Per entrambi i tipi di Camelia la potatura è solo un intervento di riordino del cespuglio, serve solo a ridargli un forma ordinata. L’epoca di potatura più adatta per entrambe le specie di Camelia è il periodo immediatamente successivo alla fine della fioritura, per le Camelia sasanqua, per non sottoporle a possibili danni da gelo dato che finiscono di fiorire in febbraio, in genere ci si porta comunque a fine marzo inizio aprile, fuori dal pericolo appunto di gelate.

Per tutta la buona stagione le piante produrranno la nuova vegetazione ed i nuovi boccioli. Dall’arrivo dei primi caldi è fondamentale che venga mantenuto, quanto più possibile, un grado di umidità costante nel terreno senza periodi prolungati né di secco né di troppo bagnato perché entrambe le situazioni hanno la conseguenza di provocare l’aborto dei boccioli che seccheranno compromettendo la ricchezza della fioritura. La necessità di umidità abbastanza costante le Camelie la sentono per tutto l’anno, ma dal momento in cui hanno prodotto i boccioli fino al completamento della fioritura, in caso di stress idrico i primi a farne le spese sono i fiori che potrebbero cadere anche tutti in caso di stress gravi o ripetuti.

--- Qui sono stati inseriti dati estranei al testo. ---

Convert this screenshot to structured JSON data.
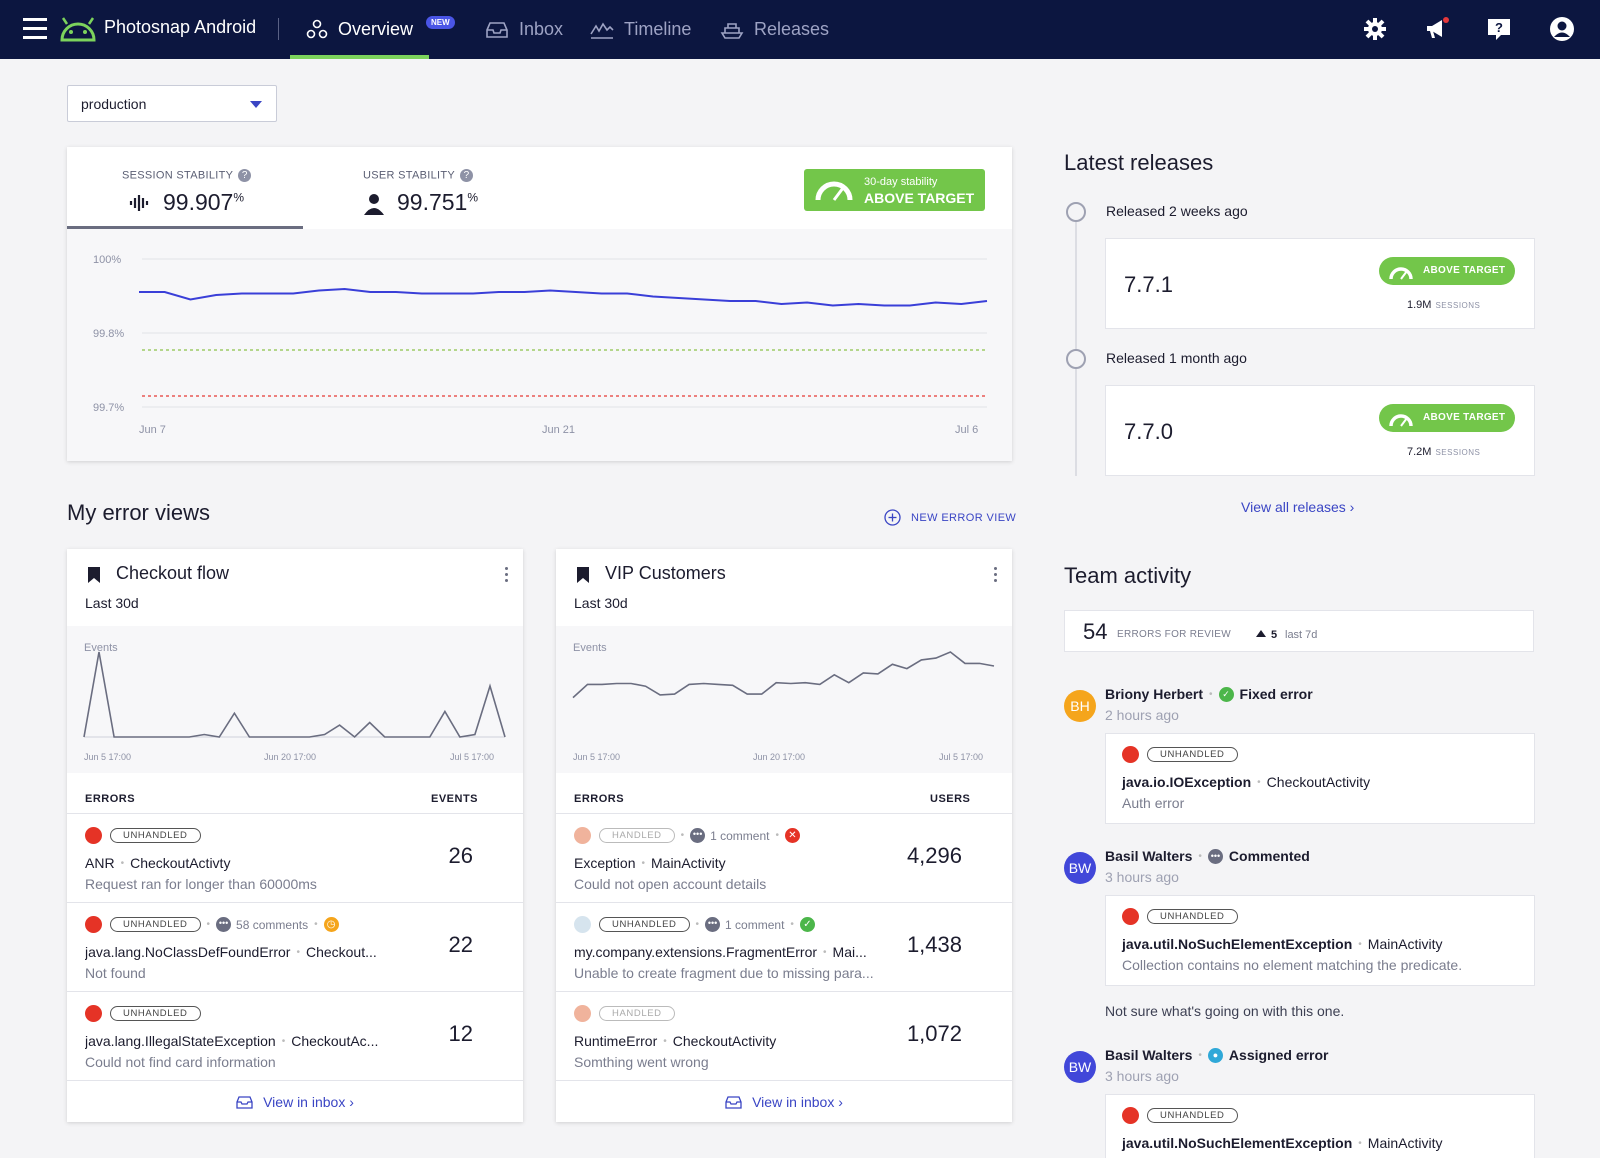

Le Camelie sono arbusti acidofili, pertanto sia che siano posti a terra sia che vengano piantati in vasi è opportuno creare un fondo drenante utilizzando del lapillo. Il lapillo è una roccia vulcanica porosa e naturalmente acida che non solo favorisce il mantenimento dell’acidità del terreno e l’allontanamento dell’acqua in eccesso, ma essendo porosa, permette di “tamponare” l’esigenza di umidità della pianta nel periodo caldo: infatti all’interno dei granuli rimane una certa percentuale di umidità che viene ceduta gradualmente al terreno circostante che quindi asciuga meno velocemente.

Comunque 2/3 somministrazioni l’anno di solfato di ferro o di altri composti acidificanti saranno una ulteriore garanzia di un buon mantenimento di queste splendide piante.

L’esposizione ideale per le Camelie nel nostro clima è la mezz’ombra o comunque un’esposizione anche esente dal sole diretto a patto però che sia molto luminosa, infatti se le Camelie dovessero trovarsi in una posizione troppo scura tenderebbero a filare e produrrebbero fioriture poco ricche o addirittura nulle.

Una curiosità: la pianta del tè è una Camelia, per la precisione C. sinensis, sono i suoi germogli che da millenni forniscono, prima ai cinesi (sinensis = della Cina) e poi al resto del mondo, questa aromatica e piacevole bevanda.